Lecture and book talk on Great Dismal Swamp delivered by Daniel Sayers on March 30!

American University Professor, Daniel Sayers to deliver Spring 2017 African Diaspora Lecture

On Thursday, March 30, at 7 pm, Dr. Daniel Swan will deliver the Spring 2017 African Diaspora Lecture. The lecture, also part of the Stone Center’s Writer’s Discussion series, will focus on the subject of Sayer’s book, A Desolate Place for a Defiant People: The Archeology of Maroons, Indigenous Americans, and Enslaved Laborers in the Great Dismal Swamp. Sayers is an Associate Professor and Department Chair in the Department of Anthropology at American University in Washington, D.C.

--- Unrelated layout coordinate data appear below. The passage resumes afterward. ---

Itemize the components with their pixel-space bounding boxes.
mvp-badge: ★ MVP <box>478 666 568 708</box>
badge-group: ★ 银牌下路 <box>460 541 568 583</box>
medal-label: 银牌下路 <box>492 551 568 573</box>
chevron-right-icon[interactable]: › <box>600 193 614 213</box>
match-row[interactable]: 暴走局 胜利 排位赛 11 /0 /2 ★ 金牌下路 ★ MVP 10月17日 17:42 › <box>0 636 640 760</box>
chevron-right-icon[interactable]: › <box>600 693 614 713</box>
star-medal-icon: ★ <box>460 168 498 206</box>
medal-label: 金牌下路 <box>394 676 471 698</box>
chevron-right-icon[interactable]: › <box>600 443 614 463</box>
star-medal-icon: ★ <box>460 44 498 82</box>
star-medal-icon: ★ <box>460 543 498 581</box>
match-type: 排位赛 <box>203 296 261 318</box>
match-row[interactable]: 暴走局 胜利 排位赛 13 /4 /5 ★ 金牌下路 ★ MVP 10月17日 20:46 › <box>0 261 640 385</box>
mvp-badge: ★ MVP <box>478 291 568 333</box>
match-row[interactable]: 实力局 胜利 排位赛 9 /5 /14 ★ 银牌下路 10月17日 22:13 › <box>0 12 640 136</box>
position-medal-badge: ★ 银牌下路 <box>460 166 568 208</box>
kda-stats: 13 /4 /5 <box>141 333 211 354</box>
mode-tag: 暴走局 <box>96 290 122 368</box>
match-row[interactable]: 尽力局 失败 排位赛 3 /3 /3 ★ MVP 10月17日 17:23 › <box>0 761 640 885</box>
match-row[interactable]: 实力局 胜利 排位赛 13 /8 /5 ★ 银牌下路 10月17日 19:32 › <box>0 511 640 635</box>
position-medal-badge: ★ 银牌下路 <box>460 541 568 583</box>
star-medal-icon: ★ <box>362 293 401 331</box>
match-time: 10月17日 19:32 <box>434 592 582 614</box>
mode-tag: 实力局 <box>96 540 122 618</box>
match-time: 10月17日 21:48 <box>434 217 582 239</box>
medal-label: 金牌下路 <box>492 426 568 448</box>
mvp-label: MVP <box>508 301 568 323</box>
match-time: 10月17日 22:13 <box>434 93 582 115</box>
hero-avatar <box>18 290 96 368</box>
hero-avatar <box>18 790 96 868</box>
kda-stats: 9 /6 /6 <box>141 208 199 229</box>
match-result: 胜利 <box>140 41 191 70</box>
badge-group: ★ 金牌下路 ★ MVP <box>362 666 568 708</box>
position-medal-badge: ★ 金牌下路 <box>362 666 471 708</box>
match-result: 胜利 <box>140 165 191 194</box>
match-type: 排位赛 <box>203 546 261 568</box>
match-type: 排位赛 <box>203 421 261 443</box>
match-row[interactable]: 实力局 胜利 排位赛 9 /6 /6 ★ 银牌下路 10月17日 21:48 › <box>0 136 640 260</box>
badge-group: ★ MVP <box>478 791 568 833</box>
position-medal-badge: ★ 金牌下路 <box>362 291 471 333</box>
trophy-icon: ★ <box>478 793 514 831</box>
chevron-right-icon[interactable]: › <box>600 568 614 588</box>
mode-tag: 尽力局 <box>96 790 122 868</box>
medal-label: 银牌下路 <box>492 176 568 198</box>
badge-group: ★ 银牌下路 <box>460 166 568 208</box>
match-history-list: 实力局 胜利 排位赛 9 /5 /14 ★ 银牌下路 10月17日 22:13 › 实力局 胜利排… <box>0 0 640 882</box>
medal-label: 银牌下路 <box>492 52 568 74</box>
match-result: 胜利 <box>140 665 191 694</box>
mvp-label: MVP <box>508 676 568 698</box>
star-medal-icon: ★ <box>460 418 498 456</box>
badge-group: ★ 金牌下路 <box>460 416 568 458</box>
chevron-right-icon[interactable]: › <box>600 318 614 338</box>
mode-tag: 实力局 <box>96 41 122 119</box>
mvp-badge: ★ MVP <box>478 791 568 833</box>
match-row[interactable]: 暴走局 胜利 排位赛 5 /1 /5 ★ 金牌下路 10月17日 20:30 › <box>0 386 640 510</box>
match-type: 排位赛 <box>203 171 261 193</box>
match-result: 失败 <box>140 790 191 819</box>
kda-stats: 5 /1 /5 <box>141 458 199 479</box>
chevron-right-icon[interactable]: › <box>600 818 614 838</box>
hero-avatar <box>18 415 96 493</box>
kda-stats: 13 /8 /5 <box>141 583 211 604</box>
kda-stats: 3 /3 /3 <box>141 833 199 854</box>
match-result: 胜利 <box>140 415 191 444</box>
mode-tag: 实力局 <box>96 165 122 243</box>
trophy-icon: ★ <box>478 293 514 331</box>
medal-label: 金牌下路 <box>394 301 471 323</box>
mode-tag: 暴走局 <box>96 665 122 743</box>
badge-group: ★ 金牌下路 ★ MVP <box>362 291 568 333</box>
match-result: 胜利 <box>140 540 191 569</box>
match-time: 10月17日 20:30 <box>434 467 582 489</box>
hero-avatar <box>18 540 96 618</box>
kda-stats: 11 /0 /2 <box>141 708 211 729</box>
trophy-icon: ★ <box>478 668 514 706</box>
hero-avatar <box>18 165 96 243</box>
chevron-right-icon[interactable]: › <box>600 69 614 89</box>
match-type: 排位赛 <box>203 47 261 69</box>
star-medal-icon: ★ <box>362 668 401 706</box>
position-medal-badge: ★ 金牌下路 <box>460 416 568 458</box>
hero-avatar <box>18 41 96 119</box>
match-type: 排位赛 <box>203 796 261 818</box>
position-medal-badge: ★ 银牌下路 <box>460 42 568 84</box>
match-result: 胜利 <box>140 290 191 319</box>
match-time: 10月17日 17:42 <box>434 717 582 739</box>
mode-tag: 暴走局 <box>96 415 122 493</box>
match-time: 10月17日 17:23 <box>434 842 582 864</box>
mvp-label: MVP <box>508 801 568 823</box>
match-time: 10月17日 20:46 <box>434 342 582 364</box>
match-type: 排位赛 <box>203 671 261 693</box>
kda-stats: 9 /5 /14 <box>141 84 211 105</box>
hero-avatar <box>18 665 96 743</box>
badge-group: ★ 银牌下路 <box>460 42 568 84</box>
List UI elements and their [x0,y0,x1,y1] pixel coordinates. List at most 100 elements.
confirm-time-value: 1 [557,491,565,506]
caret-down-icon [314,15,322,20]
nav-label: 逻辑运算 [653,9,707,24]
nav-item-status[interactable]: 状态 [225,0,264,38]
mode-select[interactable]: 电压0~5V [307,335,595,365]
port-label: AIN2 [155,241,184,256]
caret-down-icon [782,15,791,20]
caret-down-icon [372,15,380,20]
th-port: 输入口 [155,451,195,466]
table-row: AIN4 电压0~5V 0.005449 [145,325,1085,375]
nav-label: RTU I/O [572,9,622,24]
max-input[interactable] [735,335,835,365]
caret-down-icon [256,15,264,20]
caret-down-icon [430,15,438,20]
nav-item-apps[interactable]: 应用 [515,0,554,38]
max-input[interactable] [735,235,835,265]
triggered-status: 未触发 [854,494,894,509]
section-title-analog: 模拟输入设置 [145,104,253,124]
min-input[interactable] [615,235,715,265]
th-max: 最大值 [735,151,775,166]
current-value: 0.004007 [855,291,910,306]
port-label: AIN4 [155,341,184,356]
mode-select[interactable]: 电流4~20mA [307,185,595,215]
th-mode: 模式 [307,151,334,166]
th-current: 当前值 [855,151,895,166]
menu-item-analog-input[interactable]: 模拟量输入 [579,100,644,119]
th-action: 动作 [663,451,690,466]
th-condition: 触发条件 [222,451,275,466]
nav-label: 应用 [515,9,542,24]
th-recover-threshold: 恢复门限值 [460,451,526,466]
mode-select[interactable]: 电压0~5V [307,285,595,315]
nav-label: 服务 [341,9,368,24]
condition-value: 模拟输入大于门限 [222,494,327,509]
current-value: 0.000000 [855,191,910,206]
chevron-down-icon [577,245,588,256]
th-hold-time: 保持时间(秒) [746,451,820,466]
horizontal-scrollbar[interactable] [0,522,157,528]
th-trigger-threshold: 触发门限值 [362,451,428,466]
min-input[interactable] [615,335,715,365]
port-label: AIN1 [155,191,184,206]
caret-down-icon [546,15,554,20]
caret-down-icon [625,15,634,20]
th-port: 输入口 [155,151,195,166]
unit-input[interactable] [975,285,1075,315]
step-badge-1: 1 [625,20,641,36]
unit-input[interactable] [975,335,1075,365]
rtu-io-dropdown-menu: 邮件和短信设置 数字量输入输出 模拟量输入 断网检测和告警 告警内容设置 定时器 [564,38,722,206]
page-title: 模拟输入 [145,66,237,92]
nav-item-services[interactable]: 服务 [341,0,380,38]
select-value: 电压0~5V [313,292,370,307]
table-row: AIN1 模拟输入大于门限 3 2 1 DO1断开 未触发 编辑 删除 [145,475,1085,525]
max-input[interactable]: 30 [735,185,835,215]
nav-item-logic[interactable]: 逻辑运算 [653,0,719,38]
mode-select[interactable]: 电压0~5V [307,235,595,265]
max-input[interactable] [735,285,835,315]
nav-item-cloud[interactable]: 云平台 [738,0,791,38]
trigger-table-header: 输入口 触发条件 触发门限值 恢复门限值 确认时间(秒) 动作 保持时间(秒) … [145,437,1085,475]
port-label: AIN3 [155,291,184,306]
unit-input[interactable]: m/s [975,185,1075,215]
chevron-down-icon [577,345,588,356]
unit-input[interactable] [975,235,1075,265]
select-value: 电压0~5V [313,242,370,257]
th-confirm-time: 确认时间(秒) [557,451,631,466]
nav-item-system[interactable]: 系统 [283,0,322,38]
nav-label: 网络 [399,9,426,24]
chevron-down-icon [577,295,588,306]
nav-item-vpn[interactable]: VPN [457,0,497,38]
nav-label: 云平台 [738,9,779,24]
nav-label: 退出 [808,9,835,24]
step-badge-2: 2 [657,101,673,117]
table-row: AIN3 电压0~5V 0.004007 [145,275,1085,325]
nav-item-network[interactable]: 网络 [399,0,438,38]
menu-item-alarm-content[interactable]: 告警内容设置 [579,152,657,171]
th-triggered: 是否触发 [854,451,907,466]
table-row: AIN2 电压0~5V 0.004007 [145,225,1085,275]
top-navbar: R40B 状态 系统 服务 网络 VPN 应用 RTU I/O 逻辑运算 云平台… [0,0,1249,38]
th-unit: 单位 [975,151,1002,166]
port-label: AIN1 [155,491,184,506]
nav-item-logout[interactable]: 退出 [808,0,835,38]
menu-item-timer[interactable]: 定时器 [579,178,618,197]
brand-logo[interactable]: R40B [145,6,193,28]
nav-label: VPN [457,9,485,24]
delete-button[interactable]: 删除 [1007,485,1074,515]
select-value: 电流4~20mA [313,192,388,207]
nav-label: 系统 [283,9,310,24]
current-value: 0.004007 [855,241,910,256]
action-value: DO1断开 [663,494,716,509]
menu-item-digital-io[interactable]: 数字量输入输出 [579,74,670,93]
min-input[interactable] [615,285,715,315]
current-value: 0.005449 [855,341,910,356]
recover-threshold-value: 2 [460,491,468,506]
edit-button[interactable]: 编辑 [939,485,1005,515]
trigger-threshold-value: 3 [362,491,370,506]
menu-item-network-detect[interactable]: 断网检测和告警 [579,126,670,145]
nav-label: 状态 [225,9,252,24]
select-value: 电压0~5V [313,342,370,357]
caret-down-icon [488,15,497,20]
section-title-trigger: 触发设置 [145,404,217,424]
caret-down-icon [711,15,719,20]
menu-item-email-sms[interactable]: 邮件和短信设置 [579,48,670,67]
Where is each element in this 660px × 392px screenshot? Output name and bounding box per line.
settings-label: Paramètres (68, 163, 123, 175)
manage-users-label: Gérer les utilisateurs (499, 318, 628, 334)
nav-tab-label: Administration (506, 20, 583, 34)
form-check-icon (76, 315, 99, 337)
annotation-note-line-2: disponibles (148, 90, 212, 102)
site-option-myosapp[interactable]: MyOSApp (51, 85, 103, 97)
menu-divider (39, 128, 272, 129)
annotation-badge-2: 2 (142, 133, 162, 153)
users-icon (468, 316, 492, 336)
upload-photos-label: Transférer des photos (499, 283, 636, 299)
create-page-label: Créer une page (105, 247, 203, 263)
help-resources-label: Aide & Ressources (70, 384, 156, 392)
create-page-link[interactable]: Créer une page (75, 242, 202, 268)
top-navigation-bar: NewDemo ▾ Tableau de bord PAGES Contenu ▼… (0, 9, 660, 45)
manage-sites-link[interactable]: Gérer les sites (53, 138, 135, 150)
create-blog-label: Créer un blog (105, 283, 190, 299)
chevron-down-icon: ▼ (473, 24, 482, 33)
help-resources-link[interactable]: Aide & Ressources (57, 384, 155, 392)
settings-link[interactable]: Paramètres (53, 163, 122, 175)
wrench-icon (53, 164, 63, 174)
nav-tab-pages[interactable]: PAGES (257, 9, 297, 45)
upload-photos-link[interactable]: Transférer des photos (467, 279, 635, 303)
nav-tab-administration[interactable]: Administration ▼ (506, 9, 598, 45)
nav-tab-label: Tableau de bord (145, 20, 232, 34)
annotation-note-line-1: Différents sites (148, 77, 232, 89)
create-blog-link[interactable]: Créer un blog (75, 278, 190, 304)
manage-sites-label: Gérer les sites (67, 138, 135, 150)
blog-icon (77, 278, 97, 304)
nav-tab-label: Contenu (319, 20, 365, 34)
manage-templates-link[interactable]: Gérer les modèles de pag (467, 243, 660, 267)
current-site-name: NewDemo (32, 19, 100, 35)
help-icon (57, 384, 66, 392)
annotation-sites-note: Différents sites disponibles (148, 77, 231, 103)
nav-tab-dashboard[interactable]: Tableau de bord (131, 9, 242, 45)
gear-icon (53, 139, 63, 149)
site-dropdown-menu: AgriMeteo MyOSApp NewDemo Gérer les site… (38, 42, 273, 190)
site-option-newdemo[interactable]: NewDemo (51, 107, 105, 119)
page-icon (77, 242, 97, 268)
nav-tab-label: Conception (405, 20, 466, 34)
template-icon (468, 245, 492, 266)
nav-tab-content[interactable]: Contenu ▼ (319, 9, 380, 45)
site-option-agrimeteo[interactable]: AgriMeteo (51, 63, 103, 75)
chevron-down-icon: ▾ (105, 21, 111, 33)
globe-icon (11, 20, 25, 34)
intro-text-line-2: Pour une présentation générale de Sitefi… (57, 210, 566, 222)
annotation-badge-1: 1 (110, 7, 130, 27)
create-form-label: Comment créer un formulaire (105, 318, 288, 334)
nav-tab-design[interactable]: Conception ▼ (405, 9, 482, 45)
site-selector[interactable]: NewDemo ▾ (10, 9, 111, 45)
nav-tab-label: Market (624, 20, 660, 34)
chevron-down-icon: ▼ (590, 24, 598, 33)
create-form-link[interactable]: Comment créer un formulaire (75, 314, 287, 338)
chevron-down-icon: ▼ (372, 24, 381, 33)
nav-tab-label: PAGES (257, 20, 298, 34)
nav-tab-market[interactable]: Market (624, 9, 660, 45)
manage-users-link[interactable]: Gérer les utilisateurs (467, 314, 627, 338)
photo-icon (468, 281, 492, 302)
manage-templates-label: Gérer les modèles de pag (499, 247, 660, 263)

Trained in philosophy, anthropology, history, and archaeology, Dr. Sayers is a Historical Archaeologist who works in the United States. Currently, his Great Dismal Swamp Landscape Study is exploring the social and economic history and world of resistance communities that thrived in the swamp interior from 1607 up through the Civil War. The project includes several scholars from around the U.S. Dr. Sayers is also working to develop an archaeological project centered on transient laborers and hobos in 1920–1950 America. Additionally, Dr. Sayers is developing a novel animal emancipation agenda for historical archaeology, he is elaborating original marronage theories and perspectives, he is engaged in the politics of the "Underground Railroad," and, he continues his work the 19th-century transition to agrarian capitalism in the Midwest and beyond. Dr. Sayers works with many undergraduate and graduate students in all of these projects and research areas.

Sayers received his PhD in Historical Archaeology from the College of William & Mary, his MA in Anthropology from Western Michigan University, and BA in Philosophy and Anthropology from Western Michigan University.

The March 30th lecture is free and open to the public and will take place in the Hitchcock Room of the Stone Center.